The Center for Medicare and Medicaid Innovation (CMMI) within CMS is testing a variety of new approaches, including paying providers for episodes of care instead of for each service provided. The Bundled Payments for Care Improvement (BPCI) initiative tests four different models based on episodes of care that involve an inpatient hospital stay. One model focuses on care provided during the hospital stay, while the other three models include postacute care provided once the patient is released from the hospital. CMS hopes that by paying for related care as part of a broad payment bundle, different providers that treat a patient during a single episode will have incentives to better coordinate care, avoid unnecessary services, and improve patient health. Most of the savings are expected to come from reducing spending on physician services during the hospital stay and efficiencies in providing postacute care.
This brief describes the different models being tested and CMS's experience with the project to date.
|What's the background?|
Medicare pays for services under original or fee-for-service Medicare, using distinct and separate payment systems for each type of service (physician, hospital inpatient, hospital outpatient, skilled nursing facility, and so forth). Some systems make a single payment for a bundle of services furnished by a provider to a patient, such as the lump sum payment made under the inpatient prospective payment system (IPPS) for hospital services provided to a Medicare beneficiary during an inpatient hospital stay. Other systems, such as the physician fee schedule, pay individually for each service.
These distinct payment systems often lead to wide variation in reimbursement. Because the payment systems use different methodologies and data to set payment rates, Medicare may pay one type of provider more than another for furnishing the same service.
In addition, none of these systems give providers a strong incentive to pay attention to related care the patient receives in other settings. For example, a beneficiary who breaks her hip might be treated in a hospital that is paid under the IPPS by a physician who is paid under the physician fee schedule. She may then be transferred to a skilled nursing facility for postacute care and rehabilitation services that are paid under the skilled nursing facility prospective payment system. None of the individual providers caring for the patient have an incentive to coordinate care across these different settings or seek the most efficient care setting based on the patient's needs.
CMS believes that waste, overtreatment, and lack of care coordination account for . A contributing factor to this inefficiency is payment structures that pay for services individually. Since a provider will receive additional revenue if additional services are furnished regardless of the marginal impact those services may have on the health of the patient or whether they could be furnished by a lower-cost provider, the provider has little financial incentive to consider the added value to the patient and the payer of those services.
To encourage providers to furnish care in a more efficient and coordinated manner, CMS is expanding the number and scope of services bundled together for payment. For example, under the end-stage renal disease prospective payment system, CMS expanded the bundle of items and services that are considered part of the base dialysis payment rate and stopped paying separately for certain lab tests and drugs from that bundled rate. Under the outpatient prospective payment system, CMS packaged the cost of items considered integral to performing a procedure, such as drugs used in diagnostic procedures, into the payment for that procedure.

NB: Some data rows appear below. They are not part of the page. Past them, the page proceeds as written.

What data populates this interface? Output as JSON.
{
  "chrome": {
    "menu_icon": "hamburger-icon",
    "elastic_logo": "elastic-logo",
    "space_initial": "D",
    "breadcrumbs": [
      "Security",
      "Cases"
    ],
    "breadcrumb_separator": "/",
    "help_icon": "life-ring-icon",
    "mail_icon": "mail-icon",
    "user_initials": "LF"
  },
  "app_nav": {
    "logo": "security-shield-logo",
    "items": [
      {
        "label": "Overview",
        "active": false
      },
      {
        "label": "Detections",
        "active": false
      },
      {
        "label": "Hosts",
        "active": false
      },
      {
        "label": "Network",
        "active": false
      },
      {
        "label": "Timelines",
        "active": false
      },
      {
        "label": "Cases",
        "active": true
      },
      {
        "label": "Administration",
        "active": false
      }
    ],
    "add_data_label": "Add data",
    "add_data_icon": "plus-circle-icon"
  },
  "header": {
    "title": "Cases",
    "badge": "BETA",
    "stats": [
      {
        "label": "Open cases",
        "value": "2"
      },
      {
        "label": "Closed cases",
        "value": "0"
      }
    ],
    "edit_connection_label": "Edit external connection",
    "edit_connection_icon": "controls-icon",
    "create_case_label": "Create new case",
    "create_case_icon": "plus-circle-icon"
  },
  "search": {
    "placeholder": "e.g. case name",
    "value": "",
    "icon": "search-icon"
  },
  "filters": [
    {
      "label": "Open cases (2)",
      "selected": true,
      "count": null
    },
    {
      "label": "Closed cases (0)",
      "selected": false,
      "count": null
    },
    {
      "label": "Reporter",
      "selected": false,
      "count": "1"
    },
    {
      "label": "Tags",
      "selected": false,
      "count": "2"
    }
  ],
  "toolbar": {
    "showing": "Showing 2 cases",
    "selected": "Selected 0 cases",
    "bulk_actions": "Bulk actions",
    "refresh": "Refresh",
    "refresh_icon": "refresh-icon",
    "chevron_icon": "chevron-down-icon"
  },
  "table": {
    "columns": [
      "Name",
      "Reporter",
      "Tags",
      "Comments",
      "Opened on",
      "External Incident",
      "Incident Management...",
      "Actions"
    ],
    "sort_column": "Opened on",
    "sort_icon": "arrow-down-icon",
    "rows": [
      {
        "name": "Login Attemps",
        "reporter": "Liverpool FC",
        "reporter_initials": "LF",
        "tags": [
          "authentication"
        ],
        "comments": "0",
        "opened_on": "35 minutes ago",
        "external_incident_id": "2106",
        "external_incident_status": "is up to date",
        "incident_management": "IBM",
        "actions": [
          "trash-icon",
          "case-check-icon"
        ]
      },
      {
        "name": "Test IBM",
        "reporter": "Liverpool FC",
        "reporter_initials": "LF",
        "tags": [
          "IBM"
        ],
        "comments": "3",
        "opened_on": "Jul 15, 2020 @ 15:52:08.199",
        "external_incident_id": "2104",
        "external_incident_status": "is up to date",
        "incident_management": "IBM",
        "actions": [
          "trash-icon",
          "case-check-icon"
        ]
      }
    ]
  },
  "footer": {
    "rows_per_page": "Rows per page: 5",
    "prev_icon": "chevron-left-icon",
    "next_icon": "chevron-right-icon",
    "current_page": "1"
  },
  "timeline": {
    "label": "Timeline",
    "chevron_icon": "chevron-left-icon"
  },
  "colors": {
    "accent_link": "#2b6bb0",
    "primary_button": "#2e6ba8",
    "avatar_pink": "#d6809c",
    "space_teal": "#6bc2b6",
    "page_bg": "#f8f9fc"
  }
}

CMS is also experimenting with payment bundles that include care furnished by different providers during a single episode of care. Previous demonstration projects have tested episode-based payments for specific conditions such as coronary artery bypass graft (the Medicare Participating Heart Bypass Center Demonstration) and cardiac and orthopedic procedures (the Medicare Acute Care Episode Demonstration). Prior projects have also focused on the changing relationship between providers. Gainsharing demonstration projects looked at the impact on Medicare spending and quality of care if a hospital is able to share with physicians some of the savings the hospital achieves from improvements in efficient care delivery. Gainsharing helps offset the forgone revenue physicians would otherwise receive from providing additional services.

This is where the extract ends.